Recently I’ve been using LogParser a lot to import log files, such as W3C logs from an IIS web server. The distasteful format of these files is made palatable by the awesomeness that is LogParser; it just takes care fo it for you. (Check out this SQLBits session on LogParser by Jonathan Allen (Twitter | Blog) for a good intro to LogParser)
However I’ve been suffering with very poor performance with large files, so started to investigate further.
Exporting a 5Mb IIS log to a csv file was taking 0.4 seconds, whereas exporting the same log to SQL Server was taking over 15 times longer. This isn’t a problem for a small file, but processing a 0.5Gb log file is somewhat of a different matter!
Performing a trace on SQL Server during an import was revealing that each record being inserted was wrapped up in its own transaction. Importing 100,000 records into SQL was generating 100,000 insert statements, and 100,000 transactions. In the trace below you can see the transactions either side of the insert (using exec sp_cursor…).
This was executed using the following command
- LogParser.exe “SELECT * INTO staging.test FROM Test.log” -i:IISW3C -o:sql -server:localhost -database:Staging -cleartable:ON
I have to admit that I’m surprised by this – I assumed that LogParser would open up a single transaction for the bulk insert. It turns out however that you can control this behaviour using LogParser’s transactionRowCount parameter.
The ‘-transactionRowCount’ parameter defaults to 0, which auto commits every single row. It can be changed to any number you like, or to -1, which will commit all rows in a single transaction. The choice is yours.

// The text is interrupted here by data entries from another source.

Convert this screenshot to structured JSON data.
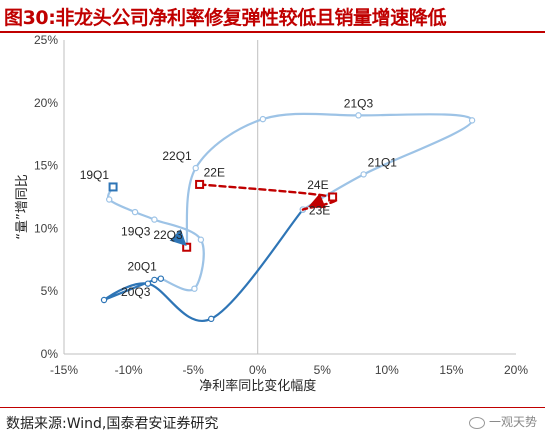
{
  "header": {
    "title": "图30:非龙头公司净利率修复弹性较低且销量增速降低"
  },
  "footer": {
    "source": "数据来源:Wind,国泰君安证券研究",
    "watermark": "一观天势"
  },
  "chart_data": {
    "type": "line",
    "xlabel": "净利率同比变化幅度",
    "ylabel": "“量”增同比",
    "xlim": [
      -15,
      20
    ],
    "ylim": [
      0,
      25
    ],
    "x_ticks": [
      -15,
      -10,
      -5,
      0,
      5,
      10,
      15,
      20
    ],
    "x_tick_labels": [
      "-15%",
      "-10%",
      "-5%",
      "0%",
      "5%",
      "10%",
      "15%",
      "20%"
    ],
    "y_ticks": [
      0,
      5,
      10,
      15,
      20,
      25
    ],
    "y_tick_labels": [
      "0%",
      "5%",
      "10%",
      "15%",
      "20%",
      "25%"
    ],
    "grid": false,
    "series": [
      {
        "style": "solid",
        "color": "#9dc3e6",
        "points": [
          [
            -11.2,
            13.3
          ],
          [
            -11.5,
            12.3
          ],
          [
            -9.5,
            11.3
          ],
          [
            -8.0,
            10.7
          ],
          [
            -4.4,
            9.1
          ],
          [
            -4.9,
            5.2
          ],
          [
            -7.5,
            6.0
          ]
        ]
      },
      {
        "style": "solid",
        "color": "#2e75b6",
        "points": [
          [
            -7.5,
            6.0
          ],
          [
            -8.0,
            5.9
          ],
          [
            -11.9,
            4.3
          ],
          [
            -8.5,
            5.6
          ],
          [
            -3.6,
            2.8
          ],
          [
            3.5,
            11.5
          ]
        ]
      },
      {
        "style": "solid",
        "color": "#9dc3e6",
        "points": [
          [
            3.5,
            11.5
          ],
          [
            8.2,
            14.3
          ],
          [
            16.6,
            18.6
          ],
          [
            7.8,
            19.0
          ],
          [
            0.4,
            18.7
          ],
          [
            -4.8,
            14.8
          ],
          [
            -5.5,
            8.5
          ]
        ]
      },
      {
        "style": "dashed",
        "color": "#c00000",
        "points": [
          [
            -4.5,
            13.5
          ],
          [
            5.8,
            12.5
          ],
          [
            3.5,
            11.5
          ]
        ]
      }
    ],
    "markers": [
      {
        "x": -11.2,
        "y": 13.3,
        "shape": "square",
        "color": "#2e75b6"
      },
      {
        "x": -4.5,
        "y": 13.5,
        "shape": "square",
        "color": "#c00000"
      },
      {
        "x": -5.5,
        "y": 8.5,
        "shape": "square",
        "color": "#c00000"
      },
      {
        "x": 5.8,
        "y": 12.5,
        "shape": "square",
        "color": "#c00000"
      }
    ],
    "annotations": [
      {
        "text": "21Q3",
        "x": 7.8,
        "y": 19.0,
        "position": "above"
      },
      {
        "text": "22Q1",
        "x": -4.8,
        "y": 14.8,
        "position": "above-left"
      },
      {
        "text": "22E",
        "x": -4.5,
        "y": 13.5,
        "position": "above-right"
      },
      {
        "text": "21Q1",
        "x": 8.2,
        "y": 14.3,
        "position": "above-right"
      },
      {
        "text": "19Q1",
        "x": -11.2,
        "y": 13.3,
        "position": "above-left"
      },
      {
        "text": "19Q3",
        "x": -8.0,
        "y": 10.7,
        "position": "below-left"
      },
      {
        "text": "22Q3",
        "x": -5.5,
        "y": 8.5,
        "position": "above-left"
      },
      {
        "text": "20Q1",
        "x": -7.5,
        "y": 6.0,
        "position": "above-left"
      },
      {
        "text": "20Q3",
        "x": -8.0,
        "y": 5.9,
        "position": "below-left"
      },
      {
        "text": "24E",
        "x": 5.8,
        "y": 12.5,
        "position": "above-left"
      },
      {
        "text": "23E",
        "x": 3.5,
        "y": 11.5,
        "position": "right"
      }
    ],
    "arrows": [
      {
        "from": [
          -7.0,
          10.1
        ],
        "to": [
          -5.5,
          8.6
        ],
        "color": "#2e75b6"
      },
      {
        "from": [
          5.3,
          12.3
        ],
        "to": [
          3.9,
          11.7
        ],
        "color": "#c00000"
      }
    ]
  }
}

By changing this parameter, the performance difference can be huge on a large file.
The following is an extract of the trace on the same file when executed using the following command
- LogParser.exe “SELECT * INTO staging.test FROM Test.log” -i:IISW3C -o:sql -server:localhost -database:Staging -cleartable:ON -transactionRowCount:-1
You can clearly see that only a single transaction is opened, with all inserts batched together.
For processing large files this can make a very significant different. For an 11Mb IIS log with just over 18k records on one of my test servers:
- Default behaviour: 38.26 seconds
- Single transaction: 2.92 seconds
This is a performance improvement of 92% – which you can’t grumble about.
If you’re calling LogParser from C# script within SSIS (as I usually do) then you can set this same behaviour using the transactionRowCount property of the LogQueryClassClass object (before you call ExecuteBatch!).